Observing the Chinese 2

In general, Chinese public toilets are rather infamous among travellers. They are usually the floor-level squat variety and often not very clean. The Chinese do not seem to be embarrassed about their bowel movements, so there is often no door. If your kid needs the loo, you just choose a nearby tree. As I mentioned before, the plumbing here is not good so toilet paper must always be thrown in the bin rather than down the toilet. In most restaurant and public toilets there is no toilet paper available, in some places you have to collect it before you go into the cubicle.
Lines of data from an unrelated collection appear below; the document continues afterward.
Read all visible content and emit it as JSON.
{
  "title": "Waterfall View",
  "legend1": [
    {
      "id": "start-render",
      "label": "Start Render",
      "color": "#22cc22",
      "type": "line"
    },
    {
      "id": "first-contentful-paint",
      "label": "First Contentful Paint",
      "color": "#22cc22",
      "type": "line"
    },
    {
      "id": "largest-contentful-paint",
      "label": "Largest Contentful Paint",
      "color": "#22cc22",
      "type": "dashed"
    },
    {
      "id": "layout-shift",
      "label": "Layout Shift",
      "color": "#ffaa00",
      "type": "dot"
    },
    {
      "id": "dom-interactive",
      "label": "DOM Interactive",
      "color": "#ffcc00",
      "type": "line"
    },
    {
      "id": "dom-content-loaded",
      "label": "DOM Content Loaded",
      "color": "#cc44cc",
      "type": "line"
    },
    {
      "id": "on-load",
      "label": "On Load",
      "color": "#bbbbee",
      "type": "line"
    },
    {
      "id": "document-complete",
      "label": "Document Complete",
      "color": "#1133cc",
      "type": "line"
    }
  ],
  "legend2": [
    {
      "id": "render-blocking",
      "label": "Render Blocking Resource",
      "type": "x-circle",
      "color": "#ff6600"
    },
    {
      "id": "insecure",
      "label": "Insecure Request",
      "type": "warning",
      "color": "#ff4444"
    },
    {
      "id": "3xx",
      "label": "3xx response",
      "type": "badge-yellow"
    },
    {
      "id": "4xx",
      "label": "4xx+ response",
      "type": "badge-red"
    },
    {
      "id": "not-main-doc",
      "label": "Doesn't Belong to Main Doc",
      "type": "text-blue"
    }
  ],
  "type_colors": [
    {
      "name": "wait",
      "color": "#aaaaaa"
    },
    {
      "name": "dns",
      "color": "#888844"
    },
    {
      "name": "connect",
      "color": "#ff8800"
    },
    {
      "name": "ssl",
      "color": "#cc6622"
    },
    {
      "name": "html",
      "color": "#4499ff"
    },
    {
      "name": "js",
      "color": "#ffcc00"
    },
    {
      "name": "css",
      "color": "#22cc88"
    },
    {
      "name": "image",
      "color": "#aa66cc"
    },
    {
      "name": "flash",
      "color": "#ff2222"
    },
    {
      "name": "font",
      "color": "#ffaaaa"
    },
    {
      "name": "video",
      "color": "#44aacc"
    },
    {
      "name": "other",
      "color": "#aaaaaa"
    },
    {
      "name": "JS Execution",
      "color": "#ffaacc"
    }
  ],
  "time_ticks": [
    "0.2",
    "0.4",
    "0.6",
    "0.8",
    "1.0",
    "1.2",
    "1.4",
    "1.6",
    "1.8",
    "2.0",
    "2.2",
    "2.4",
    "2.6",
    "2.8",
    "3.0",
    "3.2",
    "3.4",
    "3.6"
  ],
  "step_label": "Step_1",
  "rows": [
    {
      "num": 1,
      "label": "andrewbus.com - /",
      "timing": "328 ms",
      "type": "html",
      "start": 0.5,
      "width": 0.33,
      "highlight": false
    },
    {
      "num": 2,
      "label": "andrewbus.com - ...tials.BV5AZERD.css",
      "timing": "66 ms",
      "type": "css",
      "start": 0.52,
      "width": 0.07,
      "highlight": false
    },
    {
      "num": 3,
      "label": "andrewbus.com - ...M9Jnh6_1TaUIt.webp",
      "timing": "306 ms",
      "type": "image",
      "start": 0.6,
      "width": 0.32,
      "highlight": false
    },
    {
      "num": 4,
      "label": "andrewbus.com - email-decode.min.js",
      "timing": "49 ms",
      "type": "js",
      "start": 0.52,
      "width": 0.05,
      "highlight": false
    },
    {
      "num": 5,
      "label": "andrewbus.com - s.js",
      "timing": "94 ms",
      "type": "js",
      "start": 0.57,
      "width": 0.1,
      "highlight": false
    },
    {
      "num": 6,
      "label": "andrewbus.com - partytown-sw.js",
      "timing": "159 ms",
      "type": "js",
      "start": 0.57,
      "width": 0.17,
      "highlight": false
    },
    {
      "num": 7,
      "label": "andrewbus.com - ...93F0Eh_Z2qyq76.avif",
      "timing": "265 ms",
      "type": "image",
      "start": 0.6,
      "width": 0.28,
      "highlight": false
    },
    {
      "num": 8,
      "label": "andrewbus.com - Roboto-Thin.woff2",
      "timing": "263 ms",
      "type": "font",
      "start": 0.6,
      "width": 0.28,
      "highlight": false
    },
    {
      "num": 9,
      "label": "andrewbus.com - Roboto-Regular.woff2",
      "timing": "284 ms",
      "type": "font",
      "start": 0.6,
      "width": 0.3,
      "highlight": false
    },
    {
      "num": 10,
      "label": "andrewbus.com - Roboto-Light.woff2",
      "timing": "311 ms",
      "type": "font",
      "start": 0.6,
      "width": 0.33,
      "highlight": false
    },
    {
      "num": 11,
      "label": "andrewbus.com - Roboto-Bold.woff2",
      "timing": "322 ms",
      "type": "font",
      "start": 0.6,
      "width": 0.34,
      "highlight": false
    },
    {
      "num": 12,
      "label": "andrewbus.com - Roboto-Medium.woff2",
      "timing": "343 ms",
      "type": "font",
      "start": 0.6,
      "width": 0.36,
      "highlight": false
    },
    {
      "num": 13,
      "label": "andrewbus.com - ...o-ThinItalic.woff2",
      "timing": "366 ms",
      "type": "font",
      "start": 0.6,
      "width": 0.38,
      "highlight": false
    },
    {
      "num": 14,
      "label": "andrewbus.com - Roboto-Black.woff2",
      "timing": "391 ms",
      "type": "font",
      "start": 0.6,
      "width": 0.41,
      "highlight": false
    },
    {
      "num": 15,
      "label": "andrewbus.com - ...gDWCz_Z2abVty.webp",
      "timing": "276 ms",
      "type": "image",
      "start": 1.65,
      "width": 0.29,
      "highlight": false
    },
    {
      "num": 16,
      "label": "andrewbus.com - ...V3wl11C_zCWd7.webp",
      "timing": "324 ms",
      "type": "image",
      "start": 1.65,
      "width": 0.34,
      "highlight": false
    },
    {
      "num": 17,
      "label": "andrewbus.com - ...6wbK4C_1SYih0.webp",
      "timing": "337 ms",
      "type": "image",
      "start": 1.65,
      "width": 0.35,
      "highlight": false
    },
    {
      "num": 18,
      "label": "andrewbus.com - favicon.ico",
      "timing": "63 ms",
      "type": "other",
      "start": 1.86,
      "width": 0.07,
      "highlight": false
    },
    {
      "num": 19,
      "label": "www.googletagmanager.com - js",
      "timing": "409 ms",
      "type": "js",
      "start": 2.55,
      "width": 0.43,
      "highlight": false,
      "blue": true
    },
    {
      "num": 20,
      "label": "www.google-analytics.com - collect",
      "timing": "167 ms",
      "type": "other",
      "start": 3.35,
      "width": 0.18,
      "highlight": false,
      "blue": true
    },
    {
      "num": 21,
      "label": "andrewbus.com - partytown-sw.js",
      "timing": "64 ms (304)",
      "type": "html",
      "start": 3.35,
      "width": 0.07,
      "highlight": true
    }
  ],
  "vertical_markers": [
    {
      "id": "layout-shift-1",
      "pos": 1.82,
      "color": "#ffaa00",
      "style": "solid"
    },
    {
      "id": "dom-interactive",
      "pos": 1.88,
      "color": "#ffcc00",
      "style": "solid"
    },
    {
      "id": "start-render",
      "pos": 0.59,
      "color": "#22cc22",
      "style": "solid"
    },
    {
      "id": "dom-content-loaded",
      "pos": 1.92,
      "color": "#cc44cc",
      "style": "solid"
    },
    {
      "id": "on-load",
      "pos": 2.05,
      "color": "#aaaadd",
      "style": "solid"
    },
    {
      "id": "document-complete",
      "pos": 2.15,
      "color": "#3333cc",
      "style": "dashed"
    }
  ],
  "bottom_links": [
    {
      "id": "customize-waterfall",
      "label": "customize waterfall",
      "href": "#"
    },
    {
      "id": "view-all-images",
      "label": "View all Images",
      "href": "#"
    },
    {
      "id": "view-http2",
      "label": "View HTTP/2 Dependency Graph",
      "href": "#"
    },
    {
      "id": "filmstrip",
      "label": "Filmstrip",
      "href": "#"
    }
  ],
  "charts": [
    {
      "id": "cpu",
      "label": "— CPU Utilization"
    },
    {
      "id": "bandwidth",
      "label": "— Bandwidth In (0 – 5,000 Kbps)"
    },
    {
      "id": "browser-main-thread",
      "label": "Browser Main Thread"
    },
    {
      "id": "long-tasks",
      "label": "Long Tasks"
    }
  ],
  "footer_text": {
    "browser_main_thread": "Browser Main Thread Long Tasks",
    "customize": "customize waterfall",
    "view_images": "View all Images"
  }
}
Many people will tell you that queuing is not done in China. Actually queuing does happen in some places where it is appropriate, but just not as commonly as in Britain. However, China does differ in that many people completely ignore the queue. At a ticket office, it is very common for people to walk straight to the counter and thrust their money through the gap. This happens whether other people are standing in a queue or not. I haven't worked out why some of them bother to queue.

Haircuts seem to happen anytime, anywhere. My local hairdresser's was still doing great business when I walked past at 11.30 at night. When we got up early, a man was sat, covered with a gown, having his hair cut in the local park at 6 o'clock in the morning. And a couple of times I've passed a row of barbers giving haircuts on the street.

As I mentioned, strangers talk to me here but they do not touch me so that I do not feel hassled or threatened by them. There is relatively little physical contact even between friends and family, at least in public.

The Chinese policy of one child per family is well-known. In comparison with Europe, the value system here puts a higher priority on society and the community than on the individual. The people who I have spoken to are therefore supportive of the one-child policy - they are very aware of the population problem and think it is right for the government to tackle it. On a personal level they might like to have more than one child, but they see the common good and so do not complain about the restriction.

Looking after elderly parents is instilled into the children here from a young age. Families are generally closer than in the UK. Traditionally male children were more desirable than female, but nowadays many people see that women look after their parents better than men and so girls are also popular.

I am interested by the effects on society of so many only children, given that the make-up of our family and our relationship with our siblings has significant psychological consequences. Here all the hopes are put into that one child and so they are both spoilt and made to study very hard. When I visited, I met Xia's niece, who was staying with them. Although she has friends in the area, she spent a lot of the day playing on her own because her friends were studying. (Xia wasn't obeying her sister's instructions to make the daughter study hard too!) Cousins are often referred to as "brothers" or "sisters". I'm not sure if this is a mistranslation or if it is actually the same word in Chinese. But even if they see a lot of each other, I don't think this is the same as having to share toys and other possessions with siblings. I wonder what effects it will have in the future. The policy was introduced in 1980 so the first generation, such as Li and Leyu, have just recently reached maturity.